Being under Covid-19 related social restrictions for most of the year, now going back into national lockdown with infection rates spiralling out of control again, the long-term reality of Covid-19 is a frightening and unknown prospect. There is in addition a lot of confusion and restriction fatigue, but putting aside any political frustrations, why do we struggle to adhere to the guidelines and rules and what can we do to help?
- The long-term reality… Whilst there have been periods in which restrictions were eased, our freedoms have been curtailed in a more permanent than originally thought way, leaving many of us feeling overwhelmed and disheartened. Most difficult of all is not knowing what is going to happen next and when this unprecedented time will be behind us.
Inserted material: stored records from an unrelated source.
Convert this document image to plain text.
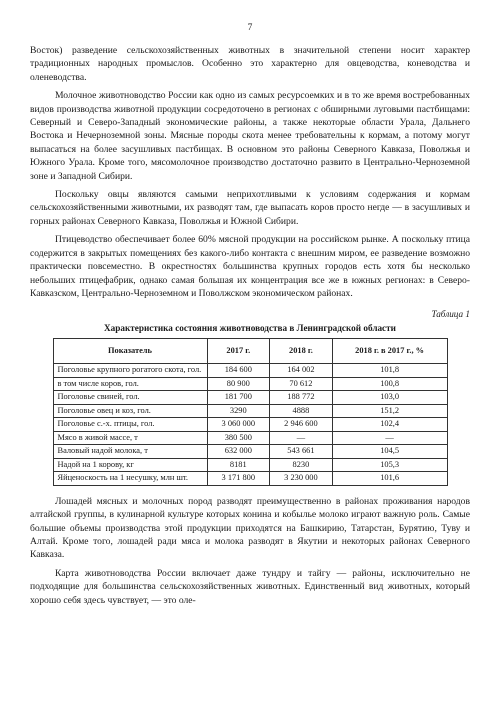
7

Восток) разведение сельскохозяйственных животных в значительной степени носит характер традиционных народных промыслов. Особенно это характерно для овцеводства, коневодства и оленеводства.

Молочное животноводство России как одно из самых ресурсоемких и в то же время востребованных видов производства животной продукции сосредоточено в регионах с обширными луговыми пастбищами: Северный и Северо-Западный экономические районы, а также некоторые области Урала, Дальнего Востока и Нечерноземной зоны. Мясные породы скота менее требовательны к кормам, а потому могут выпасаться на более засушливых пастбищах. В основном это районы Северного Кавказа, Поволжья и Южного Урала. Кроме того, мясомолочное производство достаточно развито в Центрально-Черноземной зоне и Западной Сибири.

Поскольку овцы являются самыми неприхотливыми к условиям содержания и кормам сельскохозяйственными животными, их разводят там, где выпасать коров просто негде — в засушливых и горных районах Северного Кавказа, Поволжья и Южной Сибири.

Птицеводство обеспечивает более 60% мясной продукции на российском рынке. А поскольку птица содержится в закрытых помещениях без какого-либо контакта с внешним миром, ее разведение возможно практически повсеместно. В окрестностях большинства крупных городов есть хотя бы несколько небольших птицефабрик, однако самая большая их концентрация все же в южных регионах: в Северо-Кавказском, Центрально-Черноземном и Поволжском экономическом районах.

Таблица 1
Характеристика состояния животноводства в Ленинградской области
Показатель	2017 г.	2018 г.	2018 г. в 2017 г., %
Поголовье крупного рогатого скота, гол.	184 600	164 002	101,8
в том числе коров, гол.	80 900	70 612	100,8
Поголовье свиней, гол.	181 700	188 772	103,0
Поголовье овец и коз, гол.	3290	4888	151,2
Поголовье с.-х. птицы, гол.	3 060 000	2 946 600	102,4
Мясо в живой массе, т	380 500	—	—
Валовый надой молока, т	632 000	543 661	104,5
Надой на 1 корову, кг	8181	8230	105,3
Яйценоскость на 1 несушку, млн шт.	3 171 800	3 230 000	101,6

Лошадей мясных и молочных пород разводят преимущественно в районах проживания народов алтайской группы, в кулинарной культуре которых конина и кобылье молоко играют важную роль. Самые большие объемы производства этой продукции приходятся на Башкирию, Татарстан, Бурятию, Туву и Алтай. Кроме того, лошадей ради мяса и молока разводят в Якутии и некоторых районах Северного Кавказа.

Карта животноводства России включает даже тундру и тайгу — районы, исключительно не подходящие для большинства сельскохозяйственных животных. Единственный вид животных, который хорошо себя здесь чувствует, — это оле-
For now, living in the present and knowing that this isn’t forever may be the mindset that will help many of us get through.
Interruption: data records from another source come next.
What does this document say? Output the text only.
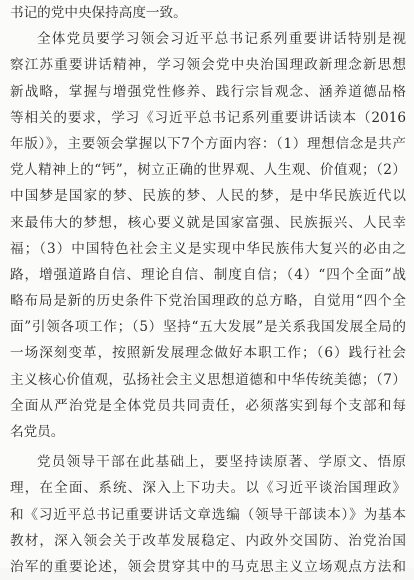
书记的党中央保持高度一致。
全体党员要学习领会习近平总书记系列重要讲话特别是视
察江苏重要讲话精神，学习领会党中央治国理政新理念新思想
新战略，掌握与增强党性修养、践行宗旨观念、涵养道德品格
等相关的要求，学习《习近平总书记系列重要讲话读本（2016
年版）》，主要领会掌握以下7个方面内容：（1）理想信念是共产
党人精神上的“钙”，树立正确的世界观、人生观、价值观；（2）
中国梦是国家的梦、民族的梦、人民的梦，是中华民族近代以
来最伟大的梦想，核心要义就是国家富强、民族振兴、人民幸
福；（3）中国特色社会主义是实现中华民族伟大复兴的必由之
路，增强道路自信、理论自信、制度自信；（4）“四个全面”战
略布局是新的历史条件下党治国理政的总方略，自觉用“四个全
面”引领各项工作；（5）坚持“五大发展”是关系我国发展全局的
一场深刻变革，按照新发展理念做好本职工作；（6）践行社会
主义核心价值观，弘扬社会主义思想道德和中华传统美德；（7）
全面从严治党是全体党员共同责任，必须落实到每个支部和每
名党员。
党员领导干部在此基础上，要坚持读原著、学原文、悟原
理，在全面、系统、深入上下功夫。以《习近平谈治国理政》
和《习近平总书记重要讲话文章选编（领导干部读本）》为基本
教材，深入领会关于改革发展稳定、内政外交国防、治党治国
治军的重要论述，领会贯穿其中的马克思主义立场观点方法和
- Not naturally compliant… Unlike other societies around the world where they take their leader’s word as law, we are more likely to openly question our politicians. At the beginning of lockdown, adherence to restrictions amongst the Brits was very high, but increasing frustration and feelings of defeat of those who have been adhering to the rules means they too may start taking increased risks.
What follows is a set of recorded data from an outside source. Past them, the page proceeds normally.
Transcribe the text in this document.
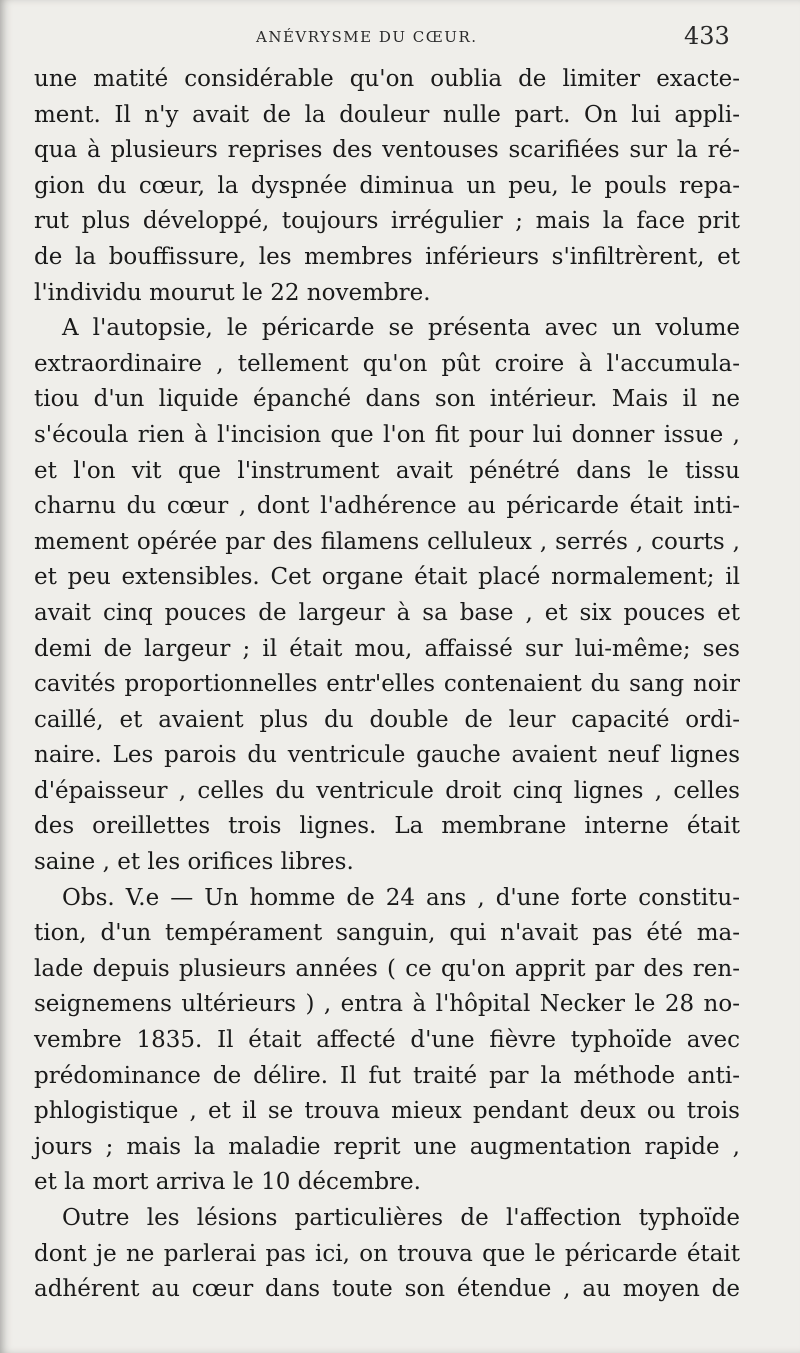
ANÉVRYSME DU CŒUR.	433
une matité considérable qu'on oublia de limiter exacte-
ment. Il n'y avait de la douleur nulle part. On lui appli-
qua à plusieurs reprises des ventouses scarifiées sur la ré-
gion du cœur, la dyspnée diminua un peu, le pouls repa-
rut plus développé, toujours irrégulier ; mais la face prit
de la bouffissure, les membres inférieurs s'infiltrèrent, et
l'individu mourut le 22 novembre.
A l'autopsie, le péricarde se présenta avec un volume
extraordinaire , tellement qu'on pût croire à l'accumula-
tiou d'un liquide épanché dans son intérieur. Mais il ne
s'écoula rien à l'incision que l'on fit pour lui donner issue ,
et l'on vit que l'instrument avait pénétré dans le tissu
charnu du cœur , dont l'adhérence au péricarde était inti-
mement opérée par des filamens celluleux , serrés , courts ,
et peu extensibles. Cet organe était placé normalement; il
avait cinq pouces de largeur à sa base , et six pouces et
demi de largeur ; il était mou, affaissé sur lui-même; ses
cavités proportionnelles entr'elles contenaient du sang noir
caillé, et avaient plus du double de leur capacité ordi-
naire. Les parois du ventricule gauche avaient neuf lignes
d'épaisseur , celles du ventricule droit cinq lignes , celles
des oreillettes trois lignes. La membrane interne était
saine , et les orifices libres.
Obs. V.e — Un homme de 24 ans , d'une forte constitu-
tion, d'un tempérament sanguin, qui n'avait pas été ma-
lade depuis plusieurs années ( ce qu'on apprit par des ren-
seignemens ultérieurs ) , entra à l'hôpital Necker le 28 no-
vembre 1835. Il était affecté d'une fièvre typhoïde avec
prédominance de délire. Il fut traité par la méthode anti-
phlogistique , et il se trouva mieux pendant deux ou trois
jours ; mais la maladie reprit une augmentation rapide ,
et la mort arriva le 10 décembre.
Outre les lésions particulières de l'affection typhoïde
dont je ne parlerai pas ici, on trouva que le péricarde était
adhérent au cœur dans toute son étendue , au moyen de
- Lack of trust… Trust is essential in difficult times, but trust is at an all-time low. Brits don’t trust that their jobs, their health or that of their families are safe. There is also a lack of trust in the leaders making the decisions that are affecting all our futures. If the trust isn’t there when we are being told to do something, then the rules are less likely to be adhered to. Honesty, transparency, and being authentic, timely and decisive are key.
- Economic pressures… are practical barriers to adherence to rules. You are more likely to take risks if you are struggling with money and have a sense of personal unfairness.
- Weighing up the cost. When deciding to embark on any major health treatment, we need a reason to believe the treatment is helpful even if the side effects are unpleasant or reduce quality of life or we feel anxious about it. We have to know the benefits outweigh risks. In the case of Covid-19 there is a split between focusing on public health versus the effect on the economy and other areas of physical and mental health. Focusing on the benefits rather than the side effects will help.
- Confusion. Using the same analogy, equally many of us are confused about when and how much of the treatment is required. Because Covid-19 is a new disease we still lack knowledge and fake news, changing opinions and confusion means compliance will naturally be lower. Good clear communication about what is expected and why is essential. We need to fully understand the rationale to agree to comply.
- It won’t happen to me – Those of us who believe we are unlikely to be at risk of Covid-19 are less likely to comply with regulations although we are more likely to adhere to rules if we think it will affect us or a loved one. Avoid statistic overload as it can be exhausting.
- Personal action – If you believe your personal action will have an impact then you are more likely to comply. The slogan “Stay at home. Protect the NHS. Save lives.” was effective at the start of the lockdown because it was clear and asked for action to be taken be each individual. Building a sense of unity is important as is understanding why this is personal to each of us.
- It is a very divisive time…with Covid-19. Brexit, the US election and George Floyd’s murder amongst just a few enormous issues we currently face, which means that agreement to follow guidelines are at risk. By being aware and respectful and listening well and putting others first we can get through this time with greater ease.
- Young Adults…feel both thoroughly fed up and are naturally inclined to put their own needs first, but as a generation they are extremely compassionate so we need to stop blaming them and focus on showing them why they are so important and how they can help.